José Lemos*
O tema da Campanha da Fraternidade é “Cuidado com os Biomas Brasileiros”. Não haveria assunto mais relevante para o momento. A Igreja Católica mais uma vez marca presença abordando algo que passa desapercebido para a maioria dos brasileiros.
Bioma é a parte viva que se encontra em um ou mais ecossistemas. Os ecossistemas se caracterizam por acomodarem elementos bióticos (animais, vegetais e micro-organismos) que vivem em sinergia com os fatores abióticos (solo, água…). Os elementos vivos retiram do ecossistema a sua nutrição que lhes propiciarão as condições de preservação das espécies. A outra função vital. No Brasil temos seis (6) Biomas: Amazônia, Caatinga, Mata Atlântica, Cerrado, Pantanal e Pampa.
Neste texto eu vou concentrar reflexão sobre o bioma Caatinga que somente acontece nos nove estados do Nordeste Brasileiro, e em parte do norte de Minas Gerais. Caatinga é palavra de origem indígena que significa “paisagem branca”. Definição que se dá devido à feição que assume esse bioma nas fases de estiagem hídrica que é a regra.
Predominam na Caatinga árvores de pequeno porte, arbustos e cactáceas. Plantas que desenvolvem mecanismos de convivência com o ambiente hostil de elevadas temperaturas, fortes ventos, solos rasos, pedregosos.
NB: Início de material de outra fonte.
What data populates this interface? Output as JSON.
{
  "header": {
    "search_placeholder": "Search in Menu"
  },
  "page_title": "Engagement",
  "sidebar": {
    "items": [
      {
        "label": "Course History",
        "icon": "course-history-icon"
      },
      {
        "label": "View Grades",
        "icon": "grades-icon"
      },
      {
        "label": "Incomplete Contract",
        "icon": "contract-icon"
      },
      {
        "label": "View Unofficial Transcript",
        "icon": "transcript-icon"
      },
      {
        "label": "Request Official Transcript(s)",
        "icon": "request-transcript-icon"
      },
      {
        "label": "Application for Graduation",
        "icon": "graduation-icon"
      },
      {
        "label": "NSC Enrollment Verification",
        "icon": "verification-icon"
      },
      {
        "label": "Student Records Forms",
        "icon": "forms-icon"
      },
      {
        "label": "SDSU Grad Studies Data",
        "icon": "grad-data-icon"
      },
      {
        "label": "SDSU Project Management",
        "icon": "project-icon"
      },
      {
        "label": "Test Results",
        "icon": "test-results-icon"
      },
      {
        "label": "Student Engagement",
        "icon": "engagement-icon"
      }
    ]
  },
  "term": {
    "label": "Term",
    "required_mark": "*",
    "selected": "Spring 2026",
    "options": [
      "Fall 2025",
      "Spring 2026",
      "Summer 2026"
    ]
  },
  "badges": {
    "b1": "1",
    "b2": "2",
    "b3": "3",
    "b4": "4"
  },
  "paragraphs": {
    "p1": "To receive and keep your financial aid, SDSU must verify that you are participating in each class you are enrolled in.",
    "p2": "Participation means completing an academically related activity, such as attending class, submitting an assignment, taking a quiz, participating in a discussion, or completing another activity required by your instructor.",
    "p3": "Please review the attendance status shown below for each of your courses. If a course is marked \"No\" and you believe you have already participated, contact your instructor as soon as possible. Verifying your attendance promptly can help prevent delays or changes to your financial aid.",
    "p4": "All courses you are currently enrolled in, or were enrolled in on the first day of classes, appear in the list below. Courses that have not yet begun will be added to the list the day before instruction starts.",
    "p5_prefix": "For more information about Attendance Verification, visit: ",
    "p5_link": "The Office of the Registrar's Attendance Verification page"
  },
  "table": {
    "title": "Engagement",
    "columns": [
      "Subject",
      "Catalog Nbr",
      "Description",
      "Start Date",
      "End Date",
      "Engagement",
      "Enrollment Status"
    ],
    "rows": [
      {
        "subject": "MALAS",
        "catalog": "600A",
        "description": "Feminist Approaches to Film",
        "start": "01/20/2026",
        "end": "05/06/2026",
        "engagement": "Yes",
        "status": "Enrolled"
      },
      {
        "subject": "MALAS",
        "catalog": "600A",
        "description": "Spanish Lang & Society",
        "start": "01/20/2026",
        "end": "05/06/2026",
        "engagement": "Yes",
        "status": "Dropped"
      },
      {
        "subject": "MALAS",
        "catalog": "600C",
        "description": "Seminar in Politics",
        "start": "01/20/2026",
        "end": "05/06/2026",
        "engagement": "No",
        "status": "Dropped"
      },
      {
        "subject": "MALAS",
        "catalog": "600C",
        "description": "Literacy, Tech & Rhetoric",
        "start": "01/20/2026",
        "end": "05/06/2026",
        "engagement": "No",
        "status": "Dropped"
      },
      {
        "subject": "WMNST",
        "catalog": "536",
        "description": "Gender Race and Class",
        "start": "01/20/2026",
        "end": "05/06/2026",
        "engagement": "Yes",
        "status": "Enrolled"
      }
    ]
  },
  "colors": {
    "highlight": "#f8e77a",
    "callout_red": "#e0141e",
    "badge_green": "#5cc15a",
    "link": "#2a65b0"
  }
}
A Caatinga talvez seja um dos biomas mais depredado do planeta, em consequência do uso da lenha para combustível, da caça predatória e da seca recorrente que acontecem nos ambientes sob esse bioma.
A vegetação de caatinga é típica, mas não única, no semiárido brasileiro. O semiárido é um tipo de ecossistema caracterizado pelo baixo índice pluviométrico. Na maior parte do ano não chove e a umidade relativa do ar é baixa. No caso brasileiro se caracteriza por apresentar anormalidade de pluviosidade espacial (dentro de uma própria área) e temporal (ao longo dos anos). Em geral apresenta de três (3) a quatro (4) meses de precipitação de chuvas, e nove (9) a oito (8) meses de estiagem ao longo dos anos.
O fato é que a escassez hídrica, traduzida na forma de ocorrência sistemática de secas, proporciona ao semiárido brasileiro uma visibilidade que nos constrange a todos que pairamos por aqui. Não gostamos e não queremos ser os “coitadinhos” brasileiros.
Atualmente o Governo Federal reconhece apenas 1.048 municípios, de oito estados do Nordeste (excluindo o Maranhão), e mais 85 municípios mineiros como pertencentes ao semiárido brasileiro. Contudo há evidencias técnicas irrefutáveis de que ao menos 15 municípios, situados na parte Leste do Maranhão, estão incluídos nesse ecossistema, inclusive tendo vegetação que se caracteriza como caatinga.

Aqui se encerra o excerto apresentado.